Berardi is part of the “autonomist” school in Italian marxism. This tendency was the first to try and grapple with changes in advanced capitalism during the late twentieth century.
Instead of concentrating on the traditional working class, autonomists, like Berardi and Antonio Negri, recognised the changing class composition of capitalism.
Italian communism had previously developed a strong class base among the manual workers, in factories like Fiat.
Western capitalism, however, began exporting manufacturing jobs offshore to cheap labour economies, in the global
south.
In the West, therefore, the nature of the subsumption of labour began to change, replacing of the manual wage earner.
In its place has arisen the role of cognitive labour: those who work with information, computers, symbols.
Although initially these appear to be very different from the old proletariat, Berardi examines their imprisonment in an economy trapped in short term contracts.
The drive to develop one’s own ‘brand’, to market oneself to prospective empowers was supposed to be liberating, as one was free to go wherever one wanted.
But, in practice, this of course led to the classic atomisation of the workers, as individualised ‘free labour’; free to sell one’s labour, but with no security.
Berardi has therefore coined the term, the ‘cognitariat’, to refer to this fresh expression of exploitation in postmodern, techno-capitalist society.
In “The soul at work”, Berardi writes that the ‘soul’ has been taken out of our working lives. Here and in “The Uprising”, he suggests we need to restore creativity and poetry to our lives.
Instead of a unified, or simple, depiction of the current situation, however, Berardi borrows from Felix Guattari’s ‘schizo-analysis’, to portray its many-faceted, complexity.

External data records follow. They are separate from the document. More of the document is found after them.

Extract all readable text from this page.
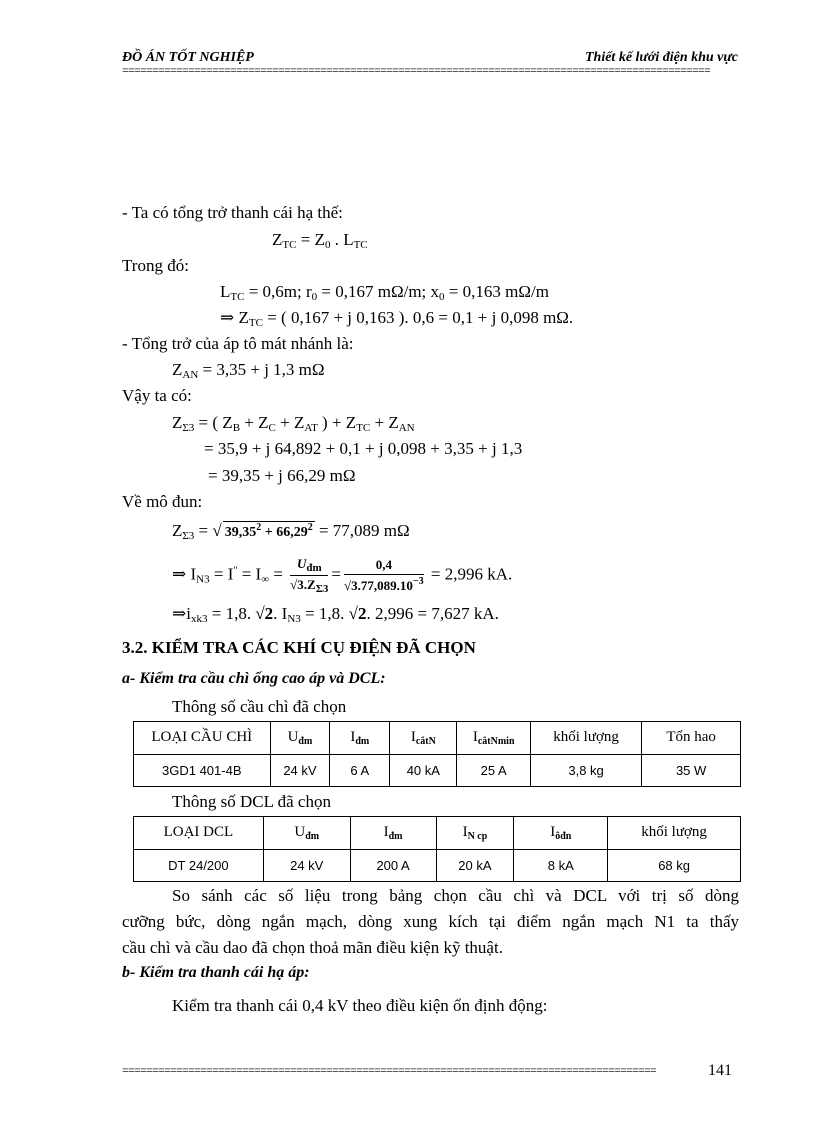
ĐỒ ÁN TỐT NGHIỆP	Thiết kế lưới điện khu vực
==================================================================================================
- Ta có tổng trở thanh cái hạ thế:
$Z_{TC} = Z_0$ . $L_{TC}$
Trong đó:
$L_{TC} = 0,6m$; $r_0 = 0,167$ mΩ/m; $x_0 = 0,163$ mΩ/m
⇒ $Z_{TC}$ = ( 0,167 + j 0,163 ). 0,6 = 0,1 + j 0,098 mΩ.
- Tổng trở của áp tô mát nhánh là:
$Z_{AN} = 3,35 + j$ 1,3 mΩ
Vậy ta có:
$Z_{\Sigma 3}$ = ( $Z_B + Z_C + Z_{AT}$ ) + $Z_{TC} + Z_{AN}$
= 35,9 + j 64,892 + 0,1 + j 0,098 + 3,35 + j 1,3
= 39,35 + j 66,29 mΩ
Về mô đun:
$Z_{\Sigma 3}$ = √ $39,35^2 + 66,29^2 = 77,089$ mΩ
⇒ $I_{N3} = I^" = I_\infty = \frac{U_{đm}}{√3.Z_{\Sigma 3}} = \frac{0,4}{√3.77,089.10^{-3}} = 2,996$ kA.
$\Rightarrow i_{xk3} = 1,8$. √2. $I_{N3} = 1,8$. √2. 2,996 = 7,627 kA.
3.2. KIỂM TRA CÁC KHÍ CỤ ĐIỆN ĐÃ CHỌN
a- Kiểm tra cầu chì ống cao áp và DCL:
Thông số cầu chì đã chọn
LOẠI CẦU CHÌ	$U_{đm}$	$I_{đm}$	$I_{cắtN}$	$I_{cắtNmin}$	khối lượng	Tổn hao
3GD1 401-4B	24 kV	6 A	40 kA	25 A	3,8 kg	35 W
Thông số DCL đã chọn
LOẠI DCL	$U_{đm}$	$I_{đm}$	$I_{N cp}$	$I_{ôđn}$	khối lượng
DT 24/200	24 kV	200 A	20 kA	8 kA	68 kg
So sánh các số liệu trong bảng chọn cầu chì và DCL với trị số dòng
cưỡng bức, dòng ngắn mạch, dòng xung kích tại điểm ngắn mạch N1 ta thấy
cầu chì và cầu dao đã chọn thoả mãn điều kiện kỹ thuật.
b- Kiểm tra thanh cái hạ áp:
Kiểm tra thanh cái 0,4 kV theo điều kiện ổn định động:
=========================================================================================	141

For example, his book, “After the future”, exposes the lack of hope for the future in current ideological thought; because our optimism about ‘progress’ has vanished under the impact of repeated crises.
In his new book, he celebrates that his predictions of catastrophe in Europe were correct, claiming that this has caused a closure on new radical possibilities.
Consequently, like fellow autonomist Paolo Virno, he recommends an ‘exodus’, or withdrawal, from the wage economy; the creation of autonomous enclaves of artistic creativity.
In face of complete intransigence among the commanding elites, this option is attractive; however, it may also be an abdication.
Does withdrawal not mean the abandonment of hope for the whole, for society-wide transformation?
And would this not indicate that Berardi remains stuck in the same future-loss he discerns and decries in others?